A “world ethic” will by no means come from Christianity or Western thinkers alone. The work of such Eastern creative thinkers as Rabindranath Tagore (Martin, 2013b), Swami Vivekananda, and Sri Aurobindo is also fundamental. Insight into the interdependence of all being has long been a foundational theme of the great thinkers of Confucianism, Taoism, Buddhism, and Hinduism. As von Brück expresses this:
Thus ethics has its basis not in a forever grounded ought, but in a real transformation, which includes being aware of the interdependence of all being, and this, in turn, has consequences for their behavior towards the whole of nature… Two aspects which such a new experience has to include are the “autonomous worth of creatures” and the “interdependence of all beings.” If the West represents especially the “autonomous worth of creatures,” Eastern thinking takes place in the context of the experience of interdependence. The dialogical community of the two could thus be important in working out our destiny. (1991: 273, 275-76)
Implicit in the new holistic paradigm is the vision of a cooperative and participatory world order in which war and exploitation have been abolished and replaced by peace, cooperation, rational love, and mutual economic and political efforts for the common good. And, indeed, it must be a world order, rather than one fragmented into autonomous warring economic and political units.
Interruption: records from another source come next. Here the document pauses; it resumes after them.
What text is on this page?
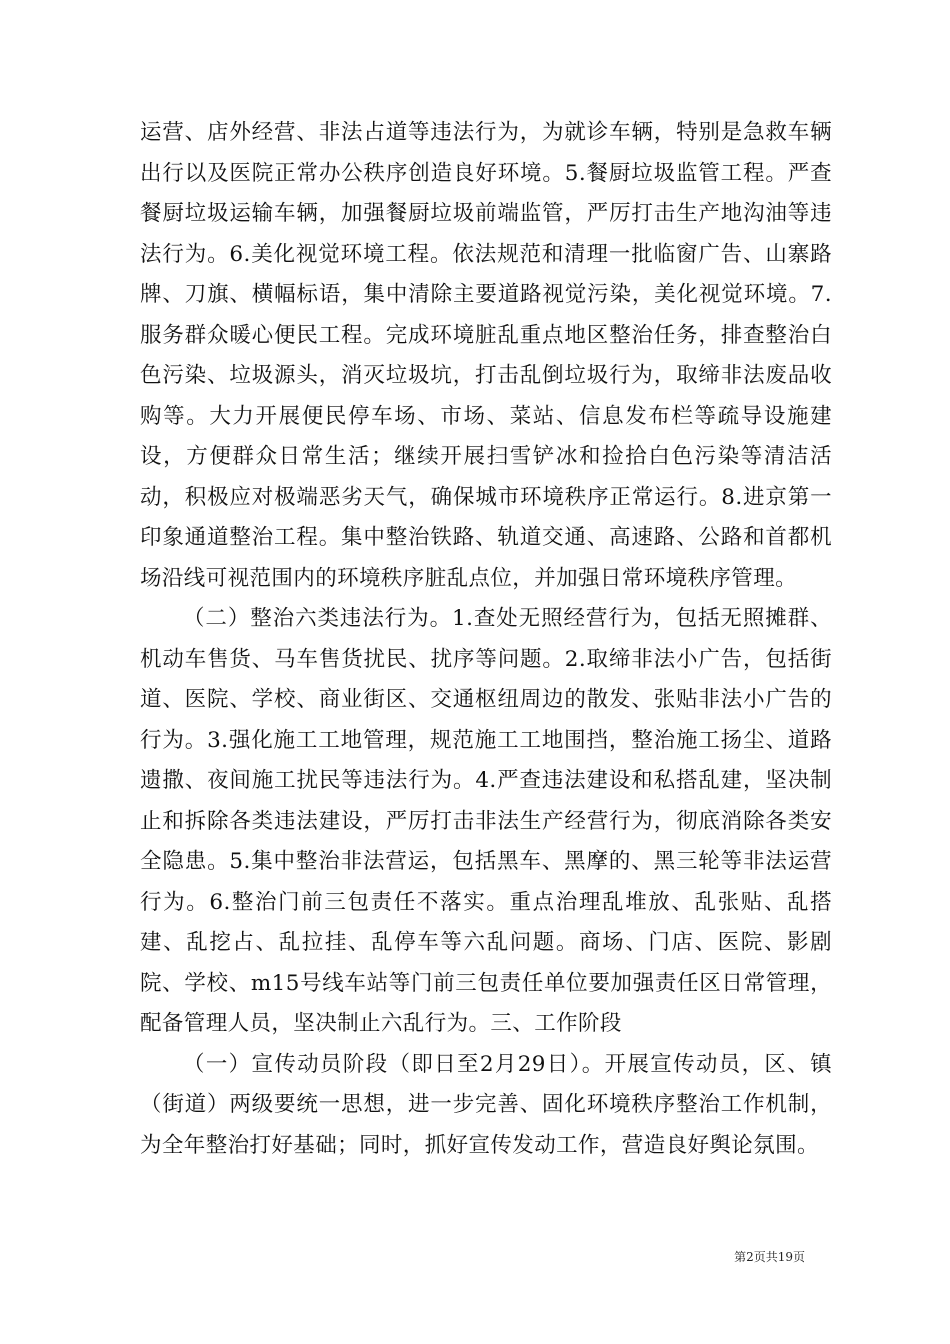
运营、店外经营、非法占道等违法行为，为就诊车辆，特别是急救车辆出行以及医院正常办公秩序创造良好环境。5.餐厨垃圾监管工程。严查餐厨垃圾运输车辆，加强餐厨垃圾前端监管，严厉打击生产地沟油等违法行为。6.美化视觉环境工程。依法规范和清理一批临窗广告、山寨路牌、刀旗、横幅标语，集中清除主要道路视觉污染，美化视觉环境。7.服务群众暖心便民工程。完成环境脏乱重点地区整治任务，排查整治白色污染、垃圾源头，消灭垃圾坑，打击乱倒垃圾行为，取缔非法废品收购等。大力开展便民停车场、市场、菜站、信息发布栏等疏导设施建设，方便群众日常生活；继续开展扫雪铲冰和捡拾白色污染等清洁活动，积极应对极端恶劣天气，确保城市环境秩序正常运行。8.进京第一印象通道整治工程。集中整治铁路、轨道交通、高速路、公路和首都机场沿线可视范围内的环境秩序脏乱点位，并加强日常环境秩序管理。

（二）整治六类违法行为。1.查处无照经营行为，包括无照摊群、机动车售货、马车售货扰民、扰序等问题。2.取缔非法小广告，包括街道、医院、学校、商业街区、交通枢纽周边的散发、张贴非法小广告的行为。3.强化施工工地管理，规范施工工地围挡，整治施工扬尘、道路遗撒、夜间施工扰民等违法行为。4.严查违法建设和私搭乱建，坚决制止和拆除各类违法建设，严厉打击非法生产经营行为，彻底消除各类安全隐患。5.集中整治非法营运，包括黑车、黑摩的、黑三轮等非法运营行为。6.整治门前三包责任不落实。重点治理乱堆放、乱张贴、乱搭建、乱挖占、乱拉挂、乱停车等六乱问题。商场、门店、医院、影剧院、学校、m15号线车站等门前三包责任单位要加强责任区日常管理，配备管理人员，坚决制止六乱行为。三、工作阶段

（一）宣传动员阶段（即日至2月29日）。开展宣传动员，区、镇（街道）两级要统一思想，进一步完善、固化环境秩序整治工作机制，为全年整治打好基础；同时，抓好宣传发动工作，营造良好舆论氛围。

第2页共19页
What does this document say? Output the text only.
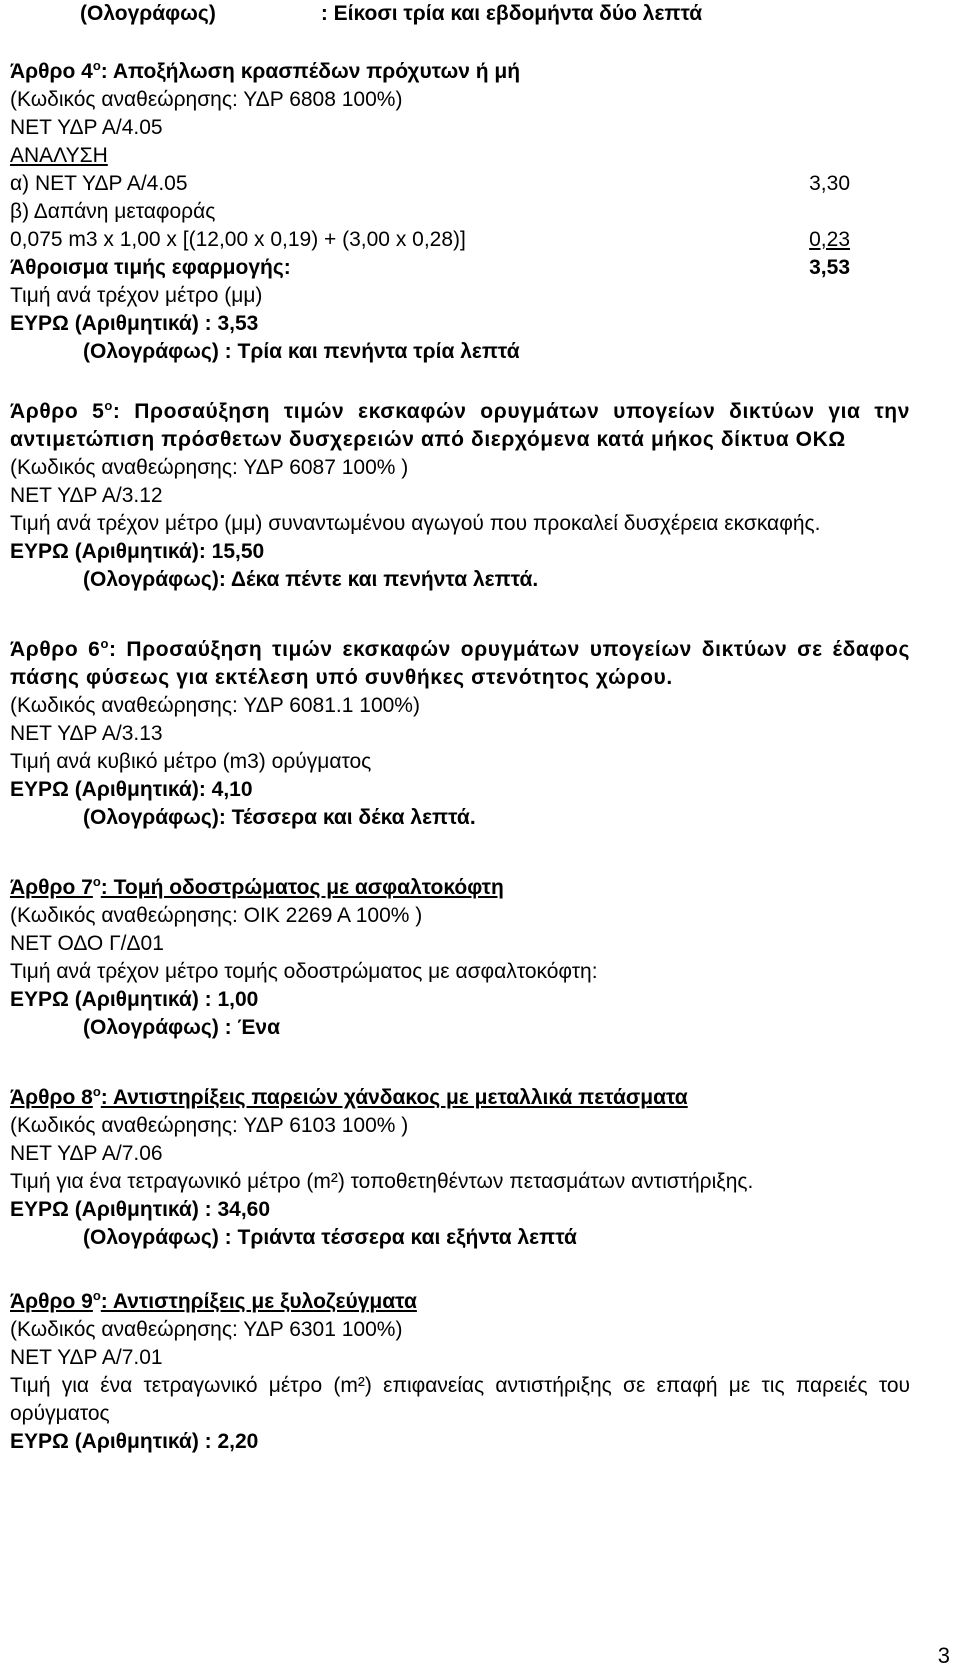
(Ολογράφως)	: Είκοσι τρία και εβδομήντα δύο λεπτά
Άρθρο $4^o$: Αποξήλωση κρασπέδων πρόχυτων ή μή
(Κωδικός αναθεώρησης: ΥΔΡ 6808 100%)
ΝΕΤ ΥΔΡ Α/4.05
ΑΝΑΛΥΣΗ
α) ΝΕΤ ΥΔΡ Α/4.05	3,30
β) Δαπάνη μεταφοράς
0,075 m3 x 1,00 x [(12,00 x 0,19) + (3,00 x 0,28)]	0,23
Άθροισμα τιμής εφαρμογής:	3,53
Τιμή ανά τρέχον μέτρο (μμ)
ΕΥΡΩ (Αριθμητικά) : 3,53
(Ολογράφως) : Τρία και πενήντα τρία λεπτά
Άρθρο $5^o$: Προσαύξηση τιμών εκσκαφών ορυγμάτων υπογείων δικτύων για την αντιμετώπιση πρόσθετων δυσχερειών από διερχόμενα κατά μήκος δίκτυα ΟΚΩ
(Κωδικός αναθεώρησης: ΥΔΡ 6087 100% )
ΝΕΤ ΥΔΡ Α/3.12
Τιμή ανά τρέχον μέτρο (μμ) συναντωμένου αγωγού που προκαλεί δυσχέρεια εκσκαφής.
ΕΥΡΩ (Αριθμητικά): 15,50
(Ολογράφως): Δέκα πέντε και πενήντα λεπτά.
Άρθρο $6^o$: Προσαύξηση τιμών εκσκαφών ορυγμάτων υπογείων δικτύων σε έδαφος πάσης φύσεως για εκτέλεση υπό συνθήκες στενότητος χώρου.
(Κωδικός αναθεώρησης: ΥΔΡ 6081.1 100%)
ΝΕΤ ΥΔΡ Α/3.13
Τιμή ανά κυβικό μέτρο (m3) ορύγματος
ΕΥΡΩ (Αριθμητικά): 4,10
(Ολογράφως): Τέσσερα και δέκα λεπτά.
Άρθρο $7^o$: Τομή οδοστρώματος με ασφαλτοκόφτη
(Κωδικός αναθεώρησης: ΟΙΚ 2269 Α 100% )
ΝΕΤ ΟΔΟ Γ/Δ01
Τιμή ανά τρέχον μέτρο τομής οδοστρώματος με ασφαλτοκόφτη:
ΕΥΡΩ (Αριθμητικά) : 1,00
(Ολογράφως) : Ένα
Άρθρο $8^o$: Αντιστηρίξεις παρειών χάνδακος με μεταλλικά πετάσματα
(Κωδικός αναθεώρησης: ΥΔΡ 6103 100% )
ΝΕΤ ΥΔΡ Α/7.06
Τιμή για ένα τετραγωνικό μέτρο (m²) τοποθετηθέντων πετασμάτων αντιστήριξης.
ΕΥΡΩ (Αριθμητικά) : 34,60
(Ολογράφως) : Τριάντα τέσσερα και εξήντα λεπτά
Άρθρο $9^o$: Αντιστηρίξεις με ξυλοζεύγματα
(Κωδικός αναθεώρησης: ΥΔΡ 6301 100%)
ΝΕΤ ΥΔΡ Α/7.01
Τιμή για ένα τετραγωνικό μέτρο (m²) επιφανείας αντιστήριξης σε επαφή με τις παρειές του ορύγματος
ΕΥΡΩ (Αριθμητικά) : 2,20
3
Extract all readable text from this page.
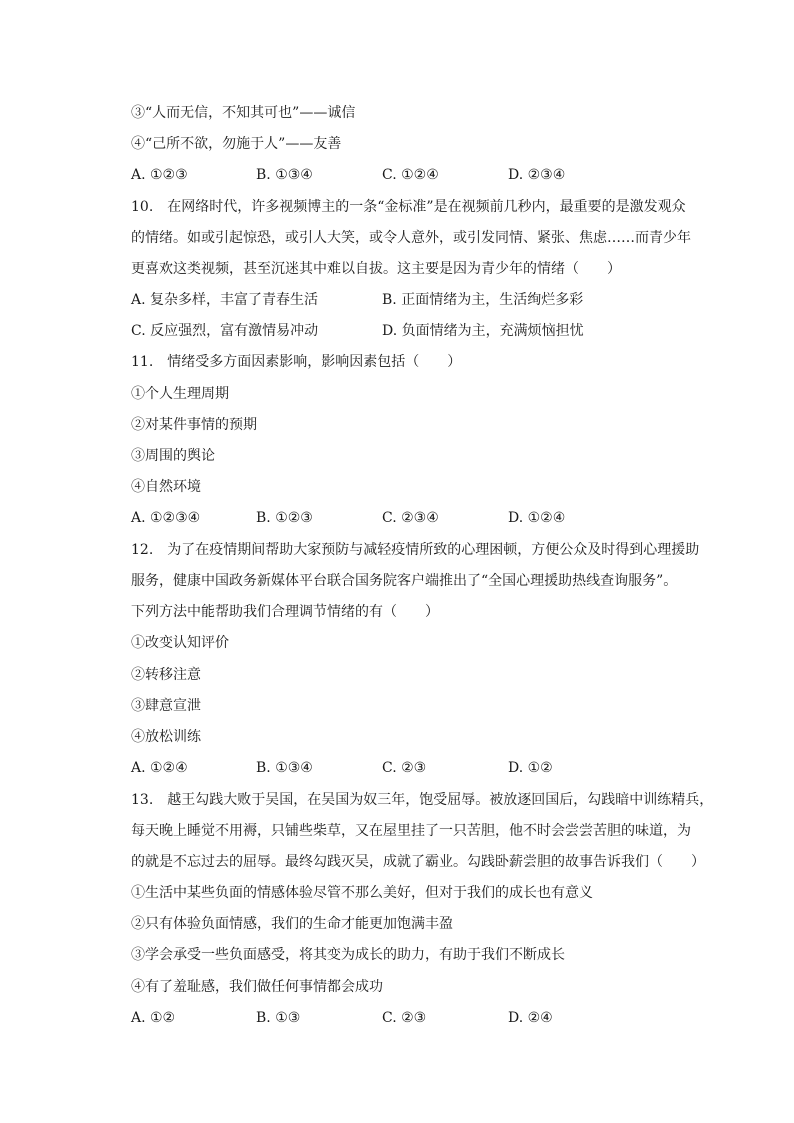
③“人而无信，不知其可也”——诚信
④“己所不欲，勿施于人”——友善
A. ①②③	B. ①③④	C. ①②④	D. ②③④
10.　在网络时代，许多视频博主的一条“金标准”是在视频前几秒内，最重要的是激发观众
的情绪。如或引起惊恐，或引人大笑，或令人意外，或引发同情、紧张、焦虑……而青少年
更喜欢这类视频，甚至沉迷其中难以自拔。这主要是因为青少年的情绪（　　）
A. 复杂多样，丰富了青春生活	B. 正面情绪为主，生活绚烂多彩
C. 反应强烈，富有激情易冲动	D. 负面情绪为主，充满烦恼担忧
11.　情绪受多方面因素影响，影响因素包括（　　）
①个人生理周期
②对某件事情的预期
③周围的舆论
④自然环境
A. ①②③④	B. ①②③	C. ②③④	D. ①②④
12.　为了在疫情期间帮助大家预防与减轻疫情所致的心理困顿，方便公众及时得到心理援助
服务，健康中国政务新媒体平台联合国务院客户端推出了“全国心理援助热线查询服务”。
下列方法中能帮助我们合理调节情绪的有（　　）
①改变认知评价
②转移注意
③肆意宣泄
④放松训练
A. ①②④	B. ①③④	C. ②③	D. ①②
13.　越王勾践大败于吴国，在吴国为奴三年，饱受屈辱。被放逐回国后，勾践暗中训练精兵，
每天晚上睡觉不用褥，只铺些柴草，又在屋里挂了一只苦胆，他不时会尝尝苦胆的味道，为
的就是不忘过去的屈辱。最终勾践灭吴，成就了霸业。勾践卧薪尝胆的故事告诉我们（　　）
①生活中某些负面的情感体验尽管不那么美好，但对于我们的成长也有意义
②只有体验负面情感，我们的生命才能更加饱满丰盈
③学会承受一些负面感受，将其变为成长的助力，有助于我们不断成长
④有了羞耻感，我们做任何事情都会成功
A. ①②	B. ①③	C. ②③	D. ②④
The world of the early-modern paradigm, fragmented into conflicting national power interests and a multiplicity of conflicting economic interests, is gone forever from the most advanced conceptual and scientifically confirmable levels. A true world order emerges that has truly emergent properties due to its higher levels of wholeness and integration. It will become clear that such a “true world order” necessarily involves planetary unity-in-diversity through democratic world law. It necessarily involves ratification of the Constitution for the Federation of Earth.